All was left aside and everyone started checking
social media for updates. Some turned on the news on their laptops. Others started making frantic calls to friends and loved ones. The conversations were terse and along these lines:
“Have you heard? Where are you? Are you ok? Please rush home and call me as soon as you get there”.
Staff was told to leave for their homes. Routes were checked and more calls made. Soon panic spread as the familiar bursts of close gunfire and ringing of cell phones became an accompanying refrain to our frantic conversation.
1:50 pm, Tuesday, June 3rd
Most of the staff had left and I was alone in my space. The support staff looked more worried than others.

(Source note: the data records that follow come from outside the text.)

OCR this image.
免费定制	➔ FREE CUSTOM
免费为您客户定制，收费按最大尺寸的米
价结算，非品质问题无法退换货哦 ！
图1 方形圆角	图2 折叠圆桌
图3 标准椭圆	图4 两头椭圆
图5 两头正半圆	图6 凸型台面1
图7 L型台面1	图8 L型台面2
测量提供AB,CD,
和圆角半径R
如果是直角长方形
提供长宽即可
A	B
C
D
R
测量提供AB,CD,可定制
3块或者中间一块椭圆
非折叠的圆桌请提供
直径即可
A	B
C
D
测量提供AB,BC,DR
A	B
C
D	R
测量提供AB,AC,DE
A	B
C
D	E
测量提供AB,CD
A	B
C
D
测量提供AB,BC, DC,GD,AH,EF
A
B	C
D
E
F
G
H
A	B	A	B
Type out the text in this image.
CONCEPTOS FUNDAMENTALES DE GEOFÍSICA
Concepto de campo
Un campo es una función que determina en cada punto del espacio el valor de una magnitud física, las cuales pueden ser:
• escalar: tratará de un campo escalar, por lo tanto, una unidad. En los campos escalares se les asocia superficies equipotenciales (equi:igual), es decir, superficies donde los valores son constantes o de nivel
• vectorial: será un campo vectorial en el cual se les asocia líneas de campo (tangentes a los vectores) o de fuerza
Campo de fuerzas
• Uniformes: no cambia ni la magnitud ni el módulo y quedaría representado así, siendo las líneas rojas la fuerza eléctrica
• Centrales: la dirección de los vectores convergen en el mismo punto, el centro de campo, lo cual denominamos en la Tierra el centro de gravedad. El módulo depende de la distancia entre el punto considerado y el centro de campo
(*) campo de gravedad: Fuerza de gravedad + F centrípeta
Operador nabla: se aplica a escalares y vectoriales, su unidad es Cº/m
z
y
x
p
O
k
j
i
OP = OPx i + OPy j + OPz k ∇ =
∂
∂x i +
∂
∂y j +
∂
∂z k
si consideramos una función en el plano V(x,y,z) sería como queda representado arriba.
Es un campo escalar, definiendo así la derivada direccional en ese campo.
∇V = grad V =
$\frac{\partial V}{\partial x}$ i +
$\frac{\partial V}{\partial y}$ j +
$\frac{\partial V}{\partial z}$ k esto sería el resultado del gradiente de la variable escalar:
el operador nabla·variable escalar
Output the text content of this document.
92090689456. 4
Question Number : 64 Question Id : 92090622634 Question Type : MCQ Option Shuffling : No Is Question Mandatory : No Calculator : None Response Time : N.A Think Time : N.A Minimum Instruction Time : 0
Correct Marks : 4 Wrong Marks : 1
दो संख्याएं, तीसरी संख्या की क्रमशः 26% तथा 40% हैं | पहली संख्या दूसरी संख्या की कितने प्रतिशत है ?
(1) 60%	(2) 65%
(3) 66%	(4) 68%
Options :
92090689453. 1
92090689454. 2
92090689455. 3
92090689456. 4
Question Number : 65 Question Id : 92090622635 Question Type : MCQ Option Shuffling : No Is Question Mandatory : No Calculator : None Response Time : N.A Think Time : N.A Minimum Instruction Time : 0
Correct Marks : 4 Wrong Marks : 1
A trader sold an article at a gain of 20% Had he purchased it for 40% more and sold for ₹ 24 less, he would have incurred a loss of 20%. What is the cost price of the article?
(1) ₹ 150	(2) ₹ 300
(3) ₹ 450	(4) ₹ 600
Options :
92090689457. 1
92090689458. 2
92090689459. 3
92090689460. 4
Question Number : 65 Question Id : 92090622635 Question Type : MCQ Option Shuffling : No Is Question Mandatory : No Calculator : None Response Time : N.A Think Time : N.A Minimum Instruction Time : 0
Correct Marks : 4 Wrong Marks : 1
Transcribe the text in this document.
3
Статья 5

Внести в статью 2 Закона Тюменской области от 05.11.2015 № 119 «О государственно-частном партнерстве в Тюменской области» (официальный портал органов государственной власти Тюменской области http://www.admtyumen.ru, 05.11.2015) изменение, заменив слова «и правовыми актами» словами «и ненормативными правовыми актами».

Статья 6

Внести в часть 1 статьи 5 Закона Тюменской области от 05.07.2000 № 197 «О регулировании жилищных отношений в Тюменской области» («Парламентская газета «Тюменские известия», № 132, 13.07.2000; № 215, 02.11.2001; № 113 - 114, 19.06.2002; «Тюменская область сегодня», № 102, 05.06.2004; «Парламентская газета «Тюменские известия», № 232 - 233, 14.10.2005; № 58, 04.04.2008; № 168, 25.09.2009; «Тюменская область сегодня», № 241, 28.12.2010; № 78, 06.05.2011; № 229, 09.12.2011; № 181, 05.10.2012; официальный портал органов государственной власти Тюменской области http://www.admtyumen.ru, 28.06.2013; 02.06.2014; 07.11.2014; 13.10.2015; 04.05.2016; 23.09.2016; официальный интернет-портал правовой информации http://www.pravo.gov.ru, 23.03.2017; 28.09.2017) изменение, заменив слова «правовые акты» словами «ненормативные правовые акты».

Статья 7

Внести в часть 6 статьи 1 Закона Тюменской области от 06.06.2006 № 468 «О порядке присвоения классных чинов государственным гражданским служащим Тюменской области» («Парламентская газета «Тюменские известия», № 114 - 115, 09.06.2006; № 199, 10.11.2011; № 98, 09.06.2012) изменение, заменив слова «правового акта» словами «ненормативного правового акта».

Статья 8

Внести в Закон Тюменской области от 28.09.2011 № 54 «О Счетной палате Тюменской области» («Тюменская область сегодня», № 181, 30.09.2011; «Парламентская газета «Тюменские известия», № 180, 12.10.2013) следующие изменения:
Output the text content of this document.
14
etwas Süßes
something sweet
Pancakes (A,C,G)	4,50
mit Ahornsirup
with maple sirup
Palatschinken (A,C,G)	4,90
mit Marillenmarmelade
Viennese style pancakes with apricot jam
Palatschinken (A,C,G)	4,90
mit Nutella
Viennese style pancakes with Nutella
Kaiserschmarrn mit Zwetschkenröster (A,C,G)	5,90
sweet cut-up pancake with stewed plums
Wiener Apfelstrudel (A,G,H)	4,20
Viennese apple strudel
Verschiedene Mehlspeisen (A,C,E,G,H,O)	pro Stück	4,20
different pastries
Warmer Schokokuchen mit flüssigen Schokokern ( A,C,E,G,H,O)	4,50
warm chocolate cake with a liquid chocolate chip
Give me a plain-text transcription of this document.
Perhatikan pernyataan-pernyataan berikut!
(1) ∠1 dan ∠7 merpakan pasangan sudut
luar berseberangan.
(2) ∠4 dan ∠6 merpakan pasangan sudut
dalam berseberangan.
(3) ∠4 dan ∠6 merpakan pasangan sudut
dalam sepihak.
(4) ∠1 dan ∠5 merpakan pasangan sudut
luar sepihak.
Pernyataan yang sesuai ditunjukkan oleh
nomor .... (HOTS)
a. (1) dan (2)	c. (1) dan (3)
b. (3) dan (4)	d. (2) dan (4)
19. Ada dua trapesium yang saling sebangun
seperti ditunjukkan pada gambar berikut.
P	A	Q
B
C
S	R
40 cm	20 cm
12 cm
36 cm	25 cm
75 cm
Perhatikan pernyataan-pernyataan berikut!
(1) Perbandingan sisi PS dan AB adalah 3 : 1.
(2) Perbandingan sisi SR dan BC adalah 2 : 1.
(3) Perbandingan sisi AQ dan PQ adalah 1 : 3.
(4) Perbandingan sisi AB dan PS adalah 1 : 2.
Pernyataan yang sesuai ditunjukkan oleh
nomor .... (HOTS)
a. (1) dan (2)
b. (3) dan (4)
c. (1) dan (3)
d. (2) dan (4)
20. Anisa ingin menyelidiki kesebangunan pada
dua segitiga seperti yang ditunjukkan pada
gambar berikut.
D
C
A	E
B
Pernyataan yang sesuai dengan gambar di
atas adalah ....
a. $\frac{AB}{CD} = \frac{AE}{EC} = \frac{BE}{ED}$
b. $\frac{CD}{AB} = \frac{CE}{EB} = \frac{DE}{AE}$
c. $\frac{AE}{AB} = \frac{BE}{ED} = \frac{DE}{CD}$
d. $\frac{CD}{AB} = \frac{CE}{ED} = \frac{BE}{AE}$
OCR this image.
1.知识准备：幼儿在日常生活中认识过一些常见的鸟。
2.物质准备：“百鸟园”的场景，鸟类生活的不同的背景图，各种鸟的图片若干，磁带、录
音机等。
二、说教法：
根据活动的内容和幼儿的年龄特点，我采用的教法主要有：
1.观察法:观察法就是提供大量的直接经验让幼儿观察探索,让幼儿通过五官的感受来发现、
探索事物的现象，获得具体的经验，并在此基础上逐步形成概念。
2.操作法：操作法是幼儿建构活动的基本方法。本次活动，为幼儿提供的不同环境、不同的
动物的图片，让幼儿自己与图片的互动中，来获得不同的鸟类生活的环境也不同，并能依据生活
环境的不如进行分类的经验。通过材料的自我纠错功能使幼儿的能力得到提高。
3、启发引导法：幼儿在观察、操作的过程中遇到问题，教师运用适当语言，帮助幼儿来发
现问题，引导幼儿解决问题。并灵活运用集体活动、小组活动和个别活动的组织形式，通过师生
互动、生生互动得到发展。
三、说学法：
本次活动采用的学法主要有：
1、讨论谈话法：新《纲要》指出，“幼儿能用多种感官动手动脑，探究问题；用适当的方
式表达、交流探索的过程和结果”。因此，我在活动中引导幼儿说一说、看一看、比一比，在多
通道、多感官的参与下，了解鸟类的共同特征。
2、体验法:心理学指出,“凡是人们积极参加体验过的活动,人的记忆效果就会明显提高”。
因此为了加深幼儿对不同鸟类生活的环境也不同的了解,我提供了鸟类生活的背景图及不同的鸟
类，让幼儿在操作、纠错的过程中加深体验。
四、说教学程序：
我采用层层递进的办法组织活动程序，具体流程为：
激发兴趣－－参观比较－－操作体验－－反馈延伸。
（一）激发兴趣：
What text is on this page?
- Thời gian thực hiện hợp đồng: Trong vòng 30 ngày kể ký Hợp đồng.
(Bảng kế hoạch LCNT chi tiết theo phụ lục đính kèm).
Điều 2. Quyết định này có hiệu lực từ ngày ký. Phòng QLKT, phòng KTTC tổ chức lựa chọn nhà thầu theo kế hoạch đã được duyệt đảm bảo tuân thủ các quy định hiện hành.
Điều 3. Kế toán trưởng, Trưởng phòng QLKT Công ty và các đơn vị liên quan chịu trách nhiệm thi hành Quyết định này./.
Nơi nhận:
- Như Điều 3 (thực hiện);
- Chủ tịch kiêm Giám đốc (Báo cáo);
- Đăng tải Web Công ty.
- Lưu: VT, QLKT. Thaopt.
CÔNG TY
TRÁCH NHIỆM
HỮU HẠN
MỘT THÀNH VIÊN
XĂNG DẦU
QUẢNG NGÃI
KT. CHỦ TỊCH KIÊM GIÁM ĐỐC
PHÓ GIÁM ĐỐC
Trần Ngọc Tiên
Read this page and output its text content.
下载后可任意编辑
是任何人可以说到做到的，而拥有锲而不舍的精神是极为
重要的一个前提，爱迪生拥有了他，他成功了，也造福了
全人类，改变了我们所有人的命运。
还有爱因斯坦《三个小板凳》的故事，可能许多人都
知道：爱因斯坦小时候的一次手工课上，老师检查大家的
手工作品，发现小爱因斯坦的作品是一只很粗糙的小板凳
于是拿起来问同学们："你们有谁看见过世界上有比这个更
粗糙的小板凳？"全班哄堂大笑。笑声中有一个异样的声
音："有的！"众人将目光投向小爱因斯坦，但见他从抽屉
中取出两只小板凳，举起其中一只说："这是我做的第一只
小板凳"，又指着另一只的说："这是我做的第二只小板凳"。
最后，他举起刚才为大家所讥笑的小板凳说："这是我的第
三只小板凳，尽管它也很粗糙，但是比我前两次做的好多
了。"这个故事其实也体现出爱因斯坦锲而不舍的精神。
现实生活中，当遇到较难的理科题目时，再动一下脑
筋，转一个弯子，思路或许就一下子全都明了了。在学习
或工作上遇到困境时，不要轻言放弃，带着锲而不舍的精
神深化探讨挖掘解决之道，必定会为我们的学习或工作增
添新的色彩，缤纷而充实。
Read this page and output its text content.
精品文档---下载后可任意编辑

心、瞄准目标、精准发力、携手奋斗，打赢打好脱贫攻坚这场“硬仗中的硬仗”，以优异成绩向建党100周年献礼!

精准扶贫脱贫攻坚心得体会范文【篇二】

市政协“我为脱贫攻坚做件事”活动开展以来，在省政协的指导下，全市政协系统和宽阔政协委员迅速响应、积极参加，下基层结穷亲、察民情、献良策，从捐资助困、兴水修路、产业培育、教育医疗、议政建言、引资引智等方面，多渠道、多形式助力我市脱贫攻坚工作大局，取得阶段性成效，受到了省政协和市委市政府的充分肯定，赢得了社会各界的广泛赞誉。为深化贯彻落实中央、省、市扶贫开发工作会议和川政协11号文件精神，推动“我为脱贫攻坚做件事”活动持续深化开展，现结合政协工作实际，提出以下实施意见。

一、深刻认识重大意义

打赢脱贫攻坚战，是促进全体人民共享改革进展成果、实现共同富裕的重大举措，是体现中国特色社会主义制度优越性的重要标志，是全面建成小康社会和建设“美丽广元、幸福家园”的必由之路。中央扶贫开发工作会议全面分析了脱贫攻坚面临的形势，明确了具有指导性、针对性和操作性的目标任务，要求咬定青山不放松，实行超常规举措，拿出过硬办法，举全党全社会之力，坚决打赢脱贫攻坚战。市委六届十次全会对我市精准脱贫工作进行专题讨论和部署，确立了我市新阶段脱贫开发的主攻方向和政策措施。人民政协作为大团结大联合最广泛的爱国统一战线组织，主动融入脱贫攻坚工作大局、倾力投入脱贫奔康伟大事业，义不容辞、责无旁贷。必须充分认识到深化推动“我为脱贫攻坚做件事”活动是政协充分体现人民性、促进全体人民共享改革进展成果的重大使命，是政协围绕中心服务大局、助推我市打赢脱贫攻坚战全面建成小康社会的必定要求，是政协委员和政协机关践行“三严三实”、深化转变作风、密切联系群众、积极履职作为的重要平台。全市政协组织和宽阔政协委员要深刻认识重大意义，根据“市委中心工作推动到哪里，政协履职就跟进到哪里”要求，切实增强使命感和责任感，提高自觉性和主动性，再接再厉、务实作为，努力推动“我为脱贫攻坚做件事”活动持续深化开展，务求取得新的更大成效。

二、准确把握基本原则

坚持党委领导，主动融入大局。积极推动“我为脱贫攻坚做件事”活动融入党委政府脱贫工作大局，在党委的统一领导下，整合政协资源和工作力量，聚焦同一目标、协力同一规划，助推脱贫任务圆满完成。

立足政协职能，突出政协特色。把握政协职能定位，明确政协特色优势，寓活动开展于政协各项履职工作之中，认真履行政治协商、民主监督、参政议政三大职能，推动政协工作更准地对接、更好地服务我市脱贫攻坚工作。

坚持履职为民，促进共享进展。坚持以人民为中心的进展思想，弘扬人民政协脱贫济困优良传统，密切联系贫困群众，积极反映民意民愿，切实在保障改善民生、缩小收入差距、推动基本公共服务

They had bus routes to consider and many had come by public transport.
“Are they burning buses?” a tea boy asked me.
I didn’t know what to say but gave him some cash for a rickshaw.
“What will happen now?” another asked.
I was quiet.
As I saw a calm environment descend into chaos, I thought back to all those times the city has witnessed this; the riots, the curfews, the burning cars and the same conversations. I recalled
May 12, 2007 when the city burned and the chief justice of Pakistan was detained at the airport. There was an exam the next day but all thoughts of studying banished as the count of deaths and destruction played out like a live performance of pure carnage.
I remember
October 19, 2007 when my boss came to my desk and told me that Benazir Bhutto’s motorcade has been attacked on Shahrah-e-Faisal.
“Get home, now”, he told me.
Today I repeated the same to my staff.
I remember
December 27, 2007 when an evening news bulletin announced that there has been an attack on Benazir Bhutto in Rawalpindi.
“She’s been killed”, someone shouted.
The same panic, the same instructions,
“Get home, now”.
I never could get home and spent the night at a friend’s house who lived nearby. The next three days were spent in fear as rumours flew about poisoned water in the supply line and mobs looting and burning all that came in their way.
“This is
Berlin in April 1945”, a cousin had said.
“No, this is Karachi now”, was my response.
Berlin was in the midst of a World War, we were in the midst of unmitigated chaos.
2:15 pm, Tuesday, June 3rd
The picture was complete by now; closed shops, home bound traffic jams and the omnipresent and impending sense of doom. The financial market had reacted with lightning speed with the Karachi bourse
plunging 780 points as panicked traders took sell orders from terrified investors. Such has been the pattern; breaking news reports a rush for safety, death and destruction accompanied by deaths.
Some people I know have become “preppers” and keep a hoard of essentials in their home in case the shut-down continues on for a few days.
“What if they cut the supply lines?” they ask.
This question would be suitable in a war zone but does not seem out of place here also. Parents plan their children’s school location in terms of how quickly they can rush them home in a situation like this. Others scrounge and save and disrupt their households to live closer to work places so they have a plan when their boss says,
“Go home, now”.
It does not have to be a death or even a real occurrence. A few years back the rumour started that Dr Farooq Sattar has been killed. Pandemonium set in and was only quelled after major damage had already been done.
“Why are people reacting this way?” a newly arrived foreigner asked me on the phone in a defiant tone.
I thought back to a conversation I had with some Indian academics. They were contending that Bal Thackeray in his heyday held absolute power in Mumbai, never replicated by anyone before him or after.
“No political leader in the world has even come close in controlling a city”, a Delhi University professor claimed.
I told him that Karachi has some 20 million people, at least as large as Mumbai, and is shut down within minutes after a shut-down call by the MQM leadership. They were shocked in silence and conceded defeat. I told my foreign friend the same story and asked him to check the news. He was puzzled but then called back in a few minutes to say the same thing I have been hearing for years now and may hear for the times to come: Go home, now.